Costume designer Anna Hill Johnstone makes sure that Apollonia’s traditional community and strict upbringing are reflected in her clothes, especially in her wedding dress. It is overlaid with incredible Italian lace and set off with a short veil and headpiece. The costuming is a stark contrast to Michael’s sister Connie’s own wedding dress, worn when she marries abuser Carlos at the beginning of the film. Visually, there’s a lot going on with Connie’s dress -- a huge veil, huge sleeves and a huge amount of silk cinched in on a tiny waist. She is the epitome of the Italian-American nouveau-riche, the foil to Apollonia’s innocence and tradition.
Interestingly, it is Apollonia’s dress that has stood the test of time; the high neckline and straight cut look as though they are straight off an influencer’s Instagram feed, and her short veil resembles that of recently-married Ariana Grande’s Vera Wang headpiece.
The women of ‘Scarface’
Most of the women across the organised crime genre are more like Connie than they are Apollonia. Apollonia’s modesty couldn’t be further away, for instance, from Scarface’s Elvira Hancock, with her incredibly deep necklines, including one of the chicest outfits you will ever lay your eyes on: a white deep cut jacket with matching skirt and huge sunglasses. The necklines go to incredible depths throughout the film, usually in jewel tone dresses that reflect the bright Miami nightlife that Al Pacino’s Tony Montana seeks to dominate — pre-dating the recently revived skimpy sequin dress that Paris Hilton wore for her 21st birthday by around 20 years. Scarface’s costume designer Patricia Norris, who sadly passed away in 2015, also worked on Twin Peaks, showing a real eye for tone and setting across her career.
The women of ‘Goodfellas’
Despite the hyper-masculinity of its subject matter and the majority of its featured players, it’s often overlooked that Goodfellas has a cast of major and minor women characters, and every single one of them is incredibly dressed. Richard Bruno won a BAFTA for his costume design on the film and it’s easy to see why, if only for Karen Hill, the long-suffering wife of protagonist Henry.
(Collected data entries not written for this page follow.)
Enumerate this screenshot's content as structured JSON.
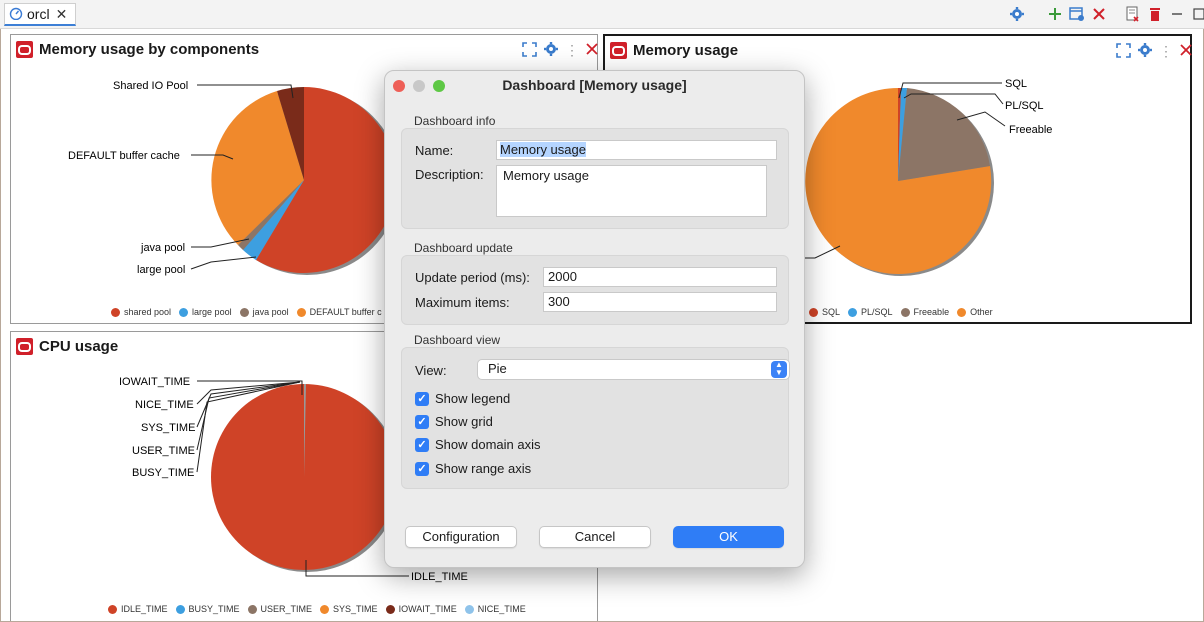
{
  "editor_tab": {
    "label": "orcl"
  },
  "panels": {
    "components": {
      "title": "Memory usage by components",
      "labels": {
        "shared_io": "Shared IO Pool",
        "default_cache": "DEFAULT buffer cache",
        "java": "java pool",
        "large": "large pool"
      },
      "legend": [
        "shared pool",
        "large pool",
        "java pool",
        "DEFAULT buffer c"
      ]
    },
    "memory": {
      "title": "Memory usage",
      "labels": {
        "sql": "SQL",
        "plsql": "PL/SQL",
        "freeable": "Freeable"
      },
      "legend": [
        "SQL",
        "PL/SQL",
        "Freeable",
        "Other"
      ]
    },
    "cpu": {
      "title": "CPU usage",
      "labels": {
        "iowait": "IOWAIT_TIME",
        "nice": "NICE_TIME",
        "sys": "SYS_TIME",
        "user": "USER_TIME",
        "busy": "BUSY_TIME",
        "idle": "IDLE_TIME"
      },
      "legend": [
        "IDLE_TIME",
        "BUSY_TIME",
        "USER_TIME",
        "SYS_TIME",
        "IOWAIT_TIME",
        "NICE_TIME"
      ]
    }
  },
  "colors": {
    "red": "#cf4327",
    "blue": "#3d9fe0",
    "taupe": "#8c7566",
    "orange": "#f0892c",
    "darkred": "#7a2b1a",
    "lightblue": "#8fc3ea"
  },
  "dialog": {
    "title": "Dashboard [Memory usage]",
    "info": {
      "label": "Dashboard info",
      "name_label": "Name:",
      "name_value": "Memory usage",
      "desc_label": "Description:",
      "desc_value": "Memory usage"
    },
    "update": {
      "label": "Dashboard update",
      "period_label": "Update period (ms):",
      "period_value": "2000",
      "max_label": "Maximum items:",
      "max_value": "300"
    },
    "view": {
      "label": "Dashboard view",
      "view_label": "View:",
      "view_value": "Pie",
      "options": [
        "Show legend",
        "Show grid",
        "Show domain axis",
        "Show range axis"
      ]
    },
    "buttons": {
      "configuration": "Configuration",
      "cancel": "Cancel",
      "ok": "OK"
    }
  }
}
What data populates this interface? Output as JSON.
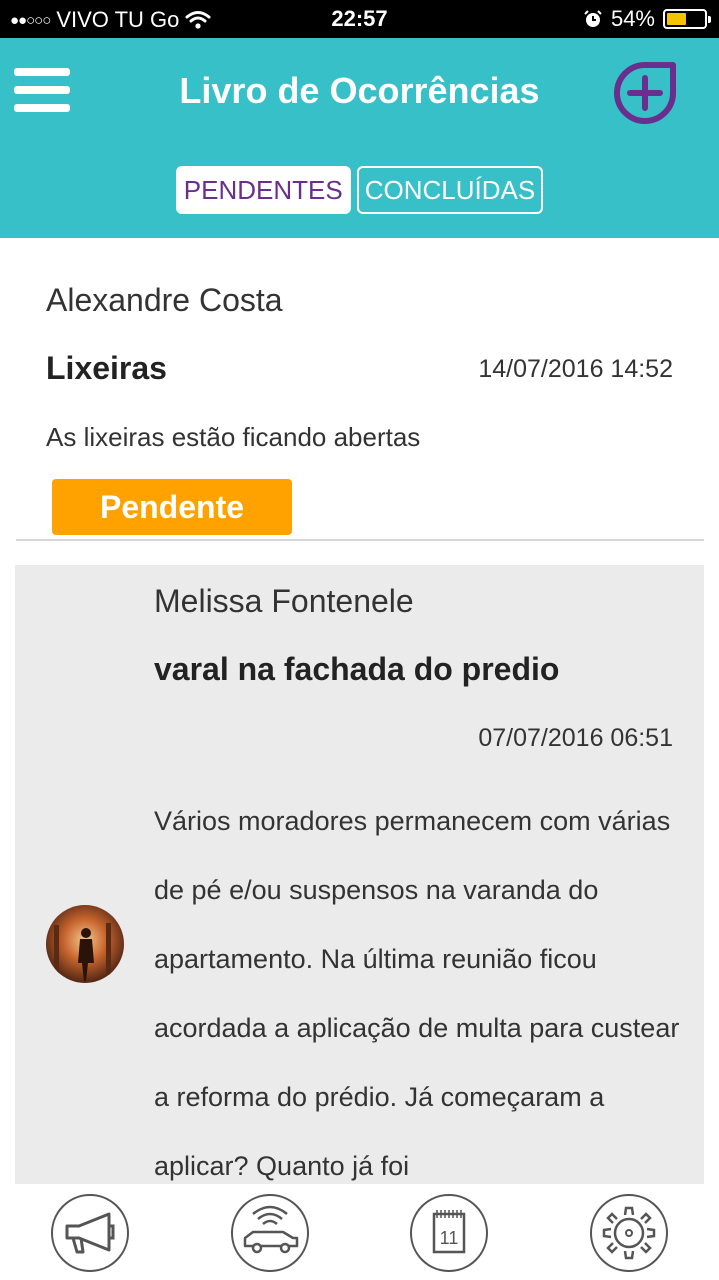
{
  "status_bar": {
    "signal": "●●○○○",
    "carrier": "VIVO TU Go",
    "time": "22:57",
    "battery_percent": "54%",
    "battery_level": 0.54
  },
  "header": {
    "title": "Livro de Ocorrências",
    "tabs": [
      {
        "label": "PENDENTES",
        "active": true
      },
      {
        "label": "CONCLUÍDAS",
        "active": false
      }
    ]
  },
  "occurrences": [
    {
      "author": "Alexandre Costa",
      "subject": "Lixeiras",
      "datetime": "14/07/2016 14:52",
      "description": "As lixeiras estão ficando abertas",
      "status": "Pendente"
    },
    {
      "author": "Melissa Fontenele",
      "subject": "varal na fachada do predio",
      "datetime": "07/07/2016 06:51",
      "description": "Vários moradores permanecem com várias de pé e/ou suspensos na varanda do apartamento. Na última reunião ficou acordada a aplicação de multa para custear a reforma do prédio. Já começaram a aplicar? Quanto já foi"
    }
  ],
  "bottom_nav": {
    "calendar_day": "11",
    "items": [
      "megaphone-icon",
      "car-wifi-icon",
      "calendar-icon",
      "gear-icon"
    ]
  },
  "colors": {
    "header": "#38c0c8",
    "accent_purple": "#6a2f8e",
    "pending": "#ffa200"
  }
}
Karen goes on a fashion journey of her own across the decades-spanning Scorsese film; from being a fairly green young woman during the early days of her marriage to a cocaine-addicted, perm-having, leather jacket-wearing ride-or-die — from her 60s matching pink trousers and knitted cardigan to her 80s perm and black-and-white polka dot midi dress. These aren’t cheap — when she tells Henry she wants to go shopping, she shows him how much money she needs by saying “this much” and holding her fingers two inches apart.
Karen’s style is so central to her characterisation that eventually she is nearly killed by her own expensive taste. Towards the end of the film, she goes to look at some Dior dresses that Robert De Niro’s Jimmy tells her he has scored — soon realising that she’s probably about to get whacked.
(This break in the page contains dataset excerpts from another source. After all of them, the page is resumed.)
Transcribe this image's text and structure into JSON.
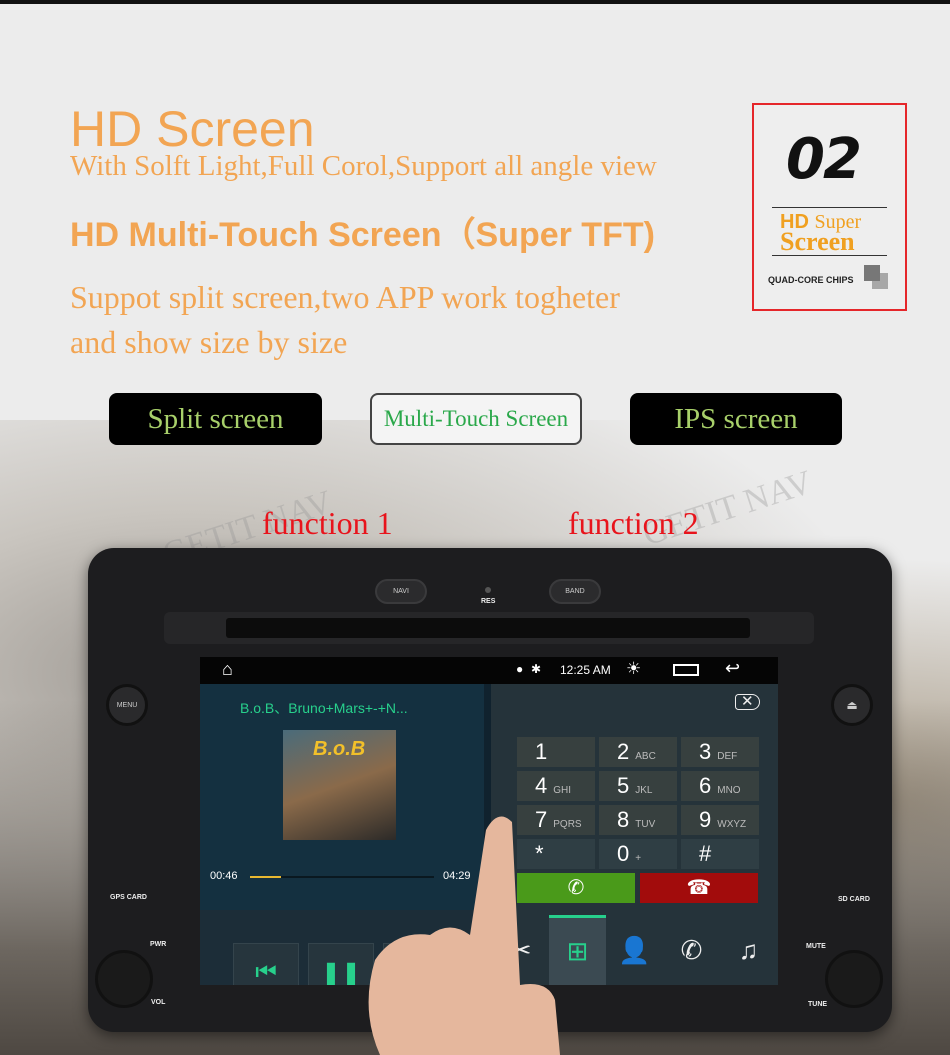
{
  "headline": {
    "title": "HD Screen",
    "subtitle": "With Solft Light,Full Corol,Support all angle view",
    "feature": "HD Multi-Touch Screen（Super TFT)",
    "description_line1": "Suppot split screen,two APP work togheter",
    "description_line2": "and show size by size"
  },
  "badge": {
    "number": "02",
    "line1_bold": "HD",
    "line1_rest": "Super",
    "line2": "Screen",
    "chips": "QUAD-CORE CHIPS"
  },
  "pills": [
    {
      "label": "Split screen",
      "style": "dark"
    },
    {
      "label": "Multi-Touch Screen",
      "style": "light"
    },
    {
      "label": "IPS screen",
      "style": "dark"
    }
  ],
  "functions": [
    "function 1",
    "function 2"
  ],
  "watermark": "GETIT NAV",
  "device": {
    "top_buttons": [
      "NAVI",
      "RES",
      "BAND"
    ],
    "left_labels": {
      "menu": "MENU",
      "card": "GPS CARD",
      "pwr": "PWR",
      "vol": "VOL"
    },
    "right_labels": {
      "card": "SD CARD",
      "mute": "MUTE",
      "tune": "TUNE"
    }
  },
  "screen": {
    "status": {
      "time": "12:25 AM",
      "icons": [
        "home-icon",
        "location-icon",
        "bluetooth-icon",
        "brightness-icon",
        "recent-apps-icon",
        "back-icon"
      ]
    },
    "music": {
      "track": "B.o.B、Bruno+Mars+-+N...",
      "elapsed": "00:46",
      "total": "04:29",
      "progress": 0.17,
      "album_text": "B.o.B",
      "accent": "#27d08c"
    },
    "dialer": {
      "keys": [
        {
          "digit": "1",
          "letters": ""
        },
        {
          "digit": "2",
          "letters": "ABC"
        },
        {
          "digit": "3",
          "letters": "DEF"
        },
        {
          "digit": "4",
          "letters": "GHI"
        },
        {
          "digit": "5",
          "letters": "JKL"
        },
        {
          "digit": "6",
          "letters": "MNO"
        },
        {
          "digit": "7",
          "letters": "PQRS"
        },
        {
          "digit": "8",
          "letters": "TUV"
        },
        {
          "digit": "9",
          "letters": "WXYZ"
        },
        {
          "digit": "*",
          "letters": ""
        },
        {
          "digit": "0",
          "letters": "+"
        },
        {
          "digit": "#",
          "letters": ""
        }
      ],
      "call_color": "#4a9a1a",
      "hangup_color": "#a20c0c",
      "tabs": [
        "link-icon",
        "dialpad-icon",
        "contacts-icon",
        "call-log-icon",
        "music-icon"
      ],
      "active_tab": 1
    }
  }
}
The women of ‘The Sopranos’
No discussion of the mob genre’s fashion would be complete without the women of The Sopranos, particularly the endless looks of both Carmela Soprano and Adriana La Cerva. Throughout the six-season series, both women consistently turn out looks that are both instantly recognisable as a product of the late 90s, and somehow still current. Carmela finishes her outfits off with crucifix necklaces and French tip acrylic nails; Adriana with perfectly coiffed blonde hair and dark lipliner.
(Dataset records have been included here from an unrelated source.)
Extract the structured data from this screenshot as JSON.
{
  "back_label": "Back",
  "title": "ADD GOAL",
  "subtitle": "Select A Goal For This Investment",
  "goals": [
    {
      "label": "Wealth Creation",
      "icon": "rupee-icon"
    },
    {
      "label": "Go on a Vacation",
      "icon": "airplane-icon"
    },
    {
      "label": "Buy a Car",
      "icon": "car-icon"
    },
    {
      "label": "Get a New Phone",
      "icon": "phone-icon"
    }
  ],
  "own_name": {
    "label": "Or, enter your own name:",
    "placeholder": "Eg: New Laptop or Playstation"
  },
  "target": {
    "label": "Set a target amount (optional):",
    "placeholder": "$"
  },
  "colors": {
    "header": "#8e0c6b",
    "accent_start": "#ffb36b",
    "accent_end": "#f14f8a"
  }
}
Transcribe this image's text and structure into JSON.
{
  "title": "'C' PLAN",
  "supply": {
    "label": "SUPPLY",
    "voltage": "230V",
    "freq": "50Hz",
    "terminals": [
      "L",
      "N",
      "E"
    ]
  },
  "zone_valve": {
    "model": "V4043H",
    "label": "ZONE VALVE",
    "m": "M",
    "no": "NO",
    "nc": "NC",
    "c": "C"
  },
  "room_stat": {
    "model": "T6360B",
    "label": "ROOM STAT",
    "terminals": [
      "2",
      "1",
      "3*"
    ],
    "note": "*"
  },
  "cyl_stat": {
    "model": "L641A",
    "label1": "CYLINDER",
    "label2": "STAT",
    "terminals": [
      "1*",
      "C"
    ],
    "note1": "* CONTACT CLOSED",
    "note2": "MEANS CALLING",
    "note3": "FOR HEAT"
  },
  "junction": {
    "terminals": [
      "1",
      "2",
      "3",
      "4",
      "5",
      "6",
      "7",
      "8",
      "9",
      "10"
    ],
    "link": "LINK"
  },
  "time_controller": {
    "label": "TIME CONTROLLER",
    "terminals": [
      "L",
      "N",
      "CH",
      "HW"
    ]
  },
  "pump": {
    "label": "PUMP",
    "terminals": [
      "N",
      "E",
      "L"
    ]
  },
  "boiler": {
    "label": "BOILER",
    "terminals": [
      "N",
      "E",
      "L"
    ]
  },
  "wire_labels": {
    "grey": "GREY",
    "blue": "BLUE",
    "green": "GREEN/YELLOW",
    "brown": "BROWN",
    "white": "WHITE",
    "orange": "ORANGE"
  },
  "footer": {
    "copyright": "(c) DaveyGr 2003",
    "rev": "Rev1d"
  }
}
Costume designer Juliet Polcsa (who was nominated for her work on the show four times), made sure that the women exemplified the garish glamour of New Jersey’s organised crime circles. Individually, most of the pieces they wear could now easily be found on y2k-obsessed Depop. But nothing summarises the lurid fashion enjoyed by the women of the mob genre better than Adriana’s tiger print catsuit.